Former U.S. Attorney Calls for New Oversight for Portland Water Bureau
Monday, December 08, 2014
The recommendations came from a 12 member committee, headed by Holton, that released their findings Monday: calling for the existing volunteer oversight board that watchdog the two city bureaus to be replaced by one new comprehensive board.
The committee was convened to study how to better control what critics saw as runaway spending at both the water bureau and the city branch in charge of sewers, the BES. The two bureaus had a combined capital budget of about $210 million in fiscal year 2014-2015.
“Our recommendations reflect the fundamental conclusion that the people of Portland, ratepayers and the City itself will be better served by a significantly strengthened system of oversight,” stated the report, signed by Holton and the other members.
Critics of the Water Bureau’s spending mounted a all out offensive earlier this year and attempted to spin the water bureau off into it’s own independent public utility. A ballot measure put before voters that would have pulled the water bureau from the city’s control was handily defeated in May.
The city’s “Blue Ribbon” committee was launched two months later.
One of the water bureau’s biggest critics, Kent Crawford, dismissed the effort on Monday, calling it "window dressing."
“There's no tangible reform here," Crawford said of the recommendations. “We’ve had no fewer than five advisory committees looking at this over the years. Now we’re going to create a sixth to do it all over again. I don't expect any difference in outcome. We need more structural change and not more."
City officials, however, said the recommendations were a good start.
“We have a very good recommendation that has the value of being generated by an independent blue ribbon commission,” said Jim Blackwood, policy director for Water and BES commissioner Nick Fish said of Monday’s recommendation.
The committee recommended that the Budget Advisor Committee and Public Utility Review Board, that oversee the water bureau and BES respectively, should be replaced with a single, year round advisory board, that would have two full-time staff position assigned to it. The new “Public Utility Board,” as Blackwood called it, could have as many as 11 members on it.

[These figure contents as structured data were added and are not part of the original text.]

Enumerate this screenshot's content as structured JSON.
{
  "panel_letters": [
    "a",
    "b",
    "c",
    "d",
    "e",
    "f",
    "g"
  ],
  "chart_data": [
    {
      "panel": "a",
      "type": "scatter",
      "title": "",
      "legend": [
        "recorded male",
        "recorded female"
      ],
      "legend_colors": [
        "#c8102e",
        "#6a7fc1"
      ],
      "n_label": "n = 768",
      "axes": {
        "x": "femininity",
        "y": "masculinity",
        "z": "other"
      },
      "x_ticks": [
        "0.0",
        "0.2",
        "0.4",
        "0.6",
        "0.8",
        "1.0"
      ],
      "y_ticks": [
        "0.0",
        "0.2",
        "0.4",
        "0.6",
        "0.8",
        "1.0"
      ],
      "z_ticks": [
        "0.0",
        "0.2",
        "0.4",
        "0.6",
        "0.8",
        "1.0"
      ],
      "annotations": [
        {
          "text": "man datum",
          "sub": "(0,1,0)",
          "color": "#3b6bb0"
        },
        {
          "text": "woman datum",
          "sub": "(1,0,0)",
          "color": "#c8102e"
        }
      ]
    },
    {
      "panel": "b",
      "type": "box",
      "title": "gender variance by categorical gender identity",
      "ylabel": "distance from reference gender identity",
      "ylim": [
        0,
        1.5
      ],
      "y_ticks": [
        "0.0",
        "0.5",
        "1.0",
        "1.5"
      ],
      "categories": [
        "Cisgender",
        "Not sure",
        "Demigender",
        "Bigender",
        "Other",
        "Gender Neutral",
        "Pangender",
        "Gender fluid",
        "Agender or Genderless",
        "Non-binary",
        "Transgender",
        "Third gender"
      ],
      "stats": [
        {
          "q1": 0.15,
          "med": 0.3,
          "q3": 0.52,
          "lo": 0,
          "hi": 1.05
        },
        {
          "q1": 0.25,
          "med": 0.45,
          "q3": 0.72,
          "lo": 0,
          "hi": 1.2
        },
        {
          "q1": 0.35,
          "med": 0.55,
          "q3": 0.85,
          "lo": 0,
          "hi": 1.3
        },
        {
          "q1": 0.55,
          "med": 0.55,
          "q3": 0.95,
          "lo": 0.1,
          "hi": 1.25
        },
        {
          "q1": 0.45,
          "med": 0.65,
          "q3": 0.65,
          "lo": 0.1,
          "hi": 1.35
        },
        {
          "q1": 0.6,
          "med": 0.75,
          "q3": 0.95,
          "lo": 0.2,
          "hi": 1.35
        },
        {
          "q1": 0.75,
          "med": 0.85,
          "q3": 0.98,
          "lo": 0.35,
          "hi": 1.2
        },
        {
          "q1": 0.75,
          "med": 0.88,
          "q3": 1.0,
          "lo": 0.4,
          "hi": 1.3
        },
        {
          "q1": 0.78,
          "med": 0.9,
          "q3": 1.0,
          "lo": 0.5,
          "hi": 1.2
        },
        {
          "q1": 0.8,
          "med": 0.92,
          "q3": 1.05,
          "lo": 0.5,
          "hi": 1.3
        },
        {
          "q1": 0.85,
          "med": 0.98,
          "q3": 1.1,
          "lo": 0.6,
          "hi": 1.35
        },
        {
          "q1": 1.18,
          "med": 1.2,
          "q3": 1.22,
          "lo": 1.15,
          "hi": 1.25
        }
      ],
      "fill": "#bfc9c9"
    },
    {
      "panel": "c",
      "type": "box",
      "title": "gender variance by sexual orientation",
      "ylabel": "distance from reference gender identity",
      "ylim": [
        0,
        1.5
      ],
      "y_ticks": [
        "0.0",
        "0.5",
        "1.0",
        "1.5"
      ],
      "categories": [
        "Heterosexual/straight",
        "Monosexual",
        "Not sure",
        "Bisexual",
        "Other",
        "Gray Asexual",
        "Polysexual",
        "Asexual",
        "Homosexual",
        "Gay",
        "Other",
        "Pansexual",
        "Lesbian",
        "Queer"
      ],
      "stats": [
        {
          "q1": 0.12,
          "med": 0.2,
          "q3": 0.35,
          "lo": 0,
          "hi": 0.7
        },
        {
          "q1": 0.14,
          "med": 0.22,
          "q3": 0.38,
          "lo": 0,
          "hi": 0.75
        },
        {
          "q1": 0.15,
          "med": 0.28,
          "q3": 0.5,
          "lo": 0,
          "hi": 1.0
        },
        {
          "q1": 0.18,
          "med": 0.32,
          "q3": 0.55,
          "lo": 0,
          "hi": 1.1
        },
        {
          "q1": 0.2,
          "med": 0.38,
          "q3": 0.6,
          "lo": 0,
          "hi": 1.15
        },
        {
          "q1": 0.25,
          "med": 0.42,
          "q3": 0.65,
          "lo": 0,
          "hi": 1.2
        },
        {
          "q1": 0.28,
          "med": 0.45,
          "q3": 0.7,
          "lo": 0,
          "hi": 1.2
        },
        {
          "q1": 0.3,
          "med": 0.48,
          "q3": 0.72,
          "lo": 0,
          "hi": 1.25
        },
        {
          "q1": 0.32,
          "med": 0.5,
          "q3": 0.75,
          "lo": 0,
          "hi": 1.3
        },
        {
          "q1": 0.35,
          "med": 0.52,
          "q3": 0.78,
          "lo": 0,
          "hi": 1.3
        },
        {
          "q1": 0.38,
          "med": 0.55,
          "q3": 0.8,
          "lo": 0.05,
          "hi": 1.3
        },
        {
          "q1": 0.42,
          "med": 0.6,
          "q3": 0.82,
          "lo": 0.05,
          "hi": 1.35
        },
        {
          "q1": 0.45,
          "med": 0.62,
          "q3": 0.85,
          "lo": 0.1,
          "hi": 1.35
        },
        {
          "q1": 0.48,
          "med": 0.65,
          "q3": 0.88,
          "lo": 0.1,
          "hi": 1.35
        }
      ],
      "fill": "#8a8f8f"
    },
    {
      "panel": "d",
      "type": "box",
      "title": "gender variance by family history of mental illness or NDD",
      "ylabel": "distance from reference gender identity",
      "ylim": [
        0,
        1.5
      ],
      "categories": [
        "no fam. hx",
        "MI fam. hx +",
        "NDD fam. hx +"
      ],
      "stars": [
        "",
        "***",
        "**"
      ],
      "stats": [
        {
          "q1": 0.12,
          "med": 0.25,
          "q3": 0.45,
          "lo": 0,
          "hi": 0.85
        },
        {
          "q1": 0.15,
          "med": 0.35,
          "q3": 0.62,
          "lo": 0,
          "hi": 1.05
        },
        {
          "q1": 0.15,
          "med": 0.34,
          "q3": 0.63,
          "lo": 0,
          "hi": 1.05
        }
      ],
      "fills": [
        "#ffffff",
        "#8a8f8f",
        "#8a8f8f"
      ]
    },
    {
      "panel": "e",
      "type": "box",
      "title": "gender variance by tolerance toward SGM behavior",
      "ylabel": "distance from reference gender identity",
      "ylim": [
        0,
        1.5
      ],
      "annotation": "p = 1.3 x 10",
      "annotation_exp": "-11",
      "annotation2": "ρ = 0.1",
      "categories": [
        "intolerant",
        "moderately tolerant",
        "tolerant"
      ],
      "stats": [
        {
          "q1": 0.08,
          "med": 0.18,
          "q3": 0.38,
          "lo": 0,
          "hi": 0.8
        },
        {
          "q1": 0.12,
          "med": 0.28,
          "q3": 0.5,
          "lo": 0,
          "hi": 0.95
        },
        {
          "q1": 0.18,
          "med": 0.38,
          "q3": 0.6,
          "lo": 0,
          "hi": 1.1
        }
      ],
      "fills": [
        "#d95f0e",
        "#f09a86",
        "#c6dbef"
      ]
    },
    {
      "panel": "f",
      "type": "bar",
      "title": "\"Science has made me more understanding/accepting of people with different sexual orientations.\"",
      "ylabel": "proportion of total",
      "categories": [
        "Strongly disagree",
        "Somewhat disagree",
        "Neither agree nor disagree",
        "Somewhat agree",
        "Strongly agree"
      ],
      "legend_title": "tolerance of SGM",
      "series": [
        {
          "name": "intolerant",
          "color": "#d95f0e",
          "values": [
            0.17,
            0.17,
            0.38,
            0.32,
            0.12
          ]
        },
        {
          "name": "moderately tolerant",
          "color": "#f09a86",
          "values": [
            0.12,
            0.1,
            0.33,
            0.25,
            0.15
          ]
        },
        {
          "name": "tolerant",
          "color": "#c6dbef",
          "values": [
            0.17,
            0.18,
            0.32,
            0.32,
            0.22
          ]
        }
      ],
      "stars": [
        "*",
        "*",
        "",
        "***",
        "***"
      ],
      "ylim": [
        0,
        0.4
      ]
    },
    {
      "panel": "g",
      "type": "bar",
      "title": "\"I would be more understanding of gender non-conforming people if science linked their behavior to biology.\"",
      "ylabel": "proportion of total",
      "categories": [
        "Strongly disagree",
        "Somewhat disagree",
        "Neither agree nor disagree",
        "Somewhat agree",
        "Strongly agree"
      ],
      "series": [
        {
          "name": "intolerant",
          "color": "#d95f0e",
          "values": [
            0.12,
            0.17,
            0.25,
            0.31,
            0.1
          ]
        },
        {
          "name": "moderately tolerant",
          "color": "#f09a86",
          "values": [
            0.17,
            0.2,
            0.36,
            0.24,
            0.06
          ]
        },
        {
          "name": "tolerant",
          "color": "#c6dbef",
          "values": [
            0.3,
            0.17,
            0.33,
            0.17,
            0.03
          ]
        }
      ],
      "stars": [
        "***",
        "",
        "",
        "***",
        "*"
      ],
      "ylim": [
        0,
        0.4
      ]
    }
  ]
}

Committee would review the capital improvement programs and budgets for both bureaus’ and be what Blackwood called “prescribed advisors.”
“It would be a year-round board that is unique in it’s advisory role and independent in its ability to analyze spending,” Blackwood said.
Crawford said the idea of replacing two advisory committees with one new advisory committee failed to get at the heart of the problems of unchecked spending by both bureaus, and spiraling costs.
"This is simply City Hall process masquerading as action," Crawford said. "This is more toothless advising."
Crawford slammed the Blue Ribbon committee headed by Holton, saying that it was a "kangaroo court" stacked with political appointees. Chris Liddle, a manager of regulatory affairs at Portland General Electric, was an outspoken opponent of the move to spinoff the Portland Water Bureau, Crawford said.
"You gotta do more than look a the message," Crawford said. "You have to look at the messenger."
Blackwood, however, said the voters had already spoken on the subject and there was no mandate for radical reforms of the two agencies.
“Voters turned down [the May ballot measure] by a 3-1 margin,” Blackwood said. “It didn’t create a mandate for an independent entity.”
Blackwood said it would take the city about six months to devise a legal proposal to put before city council.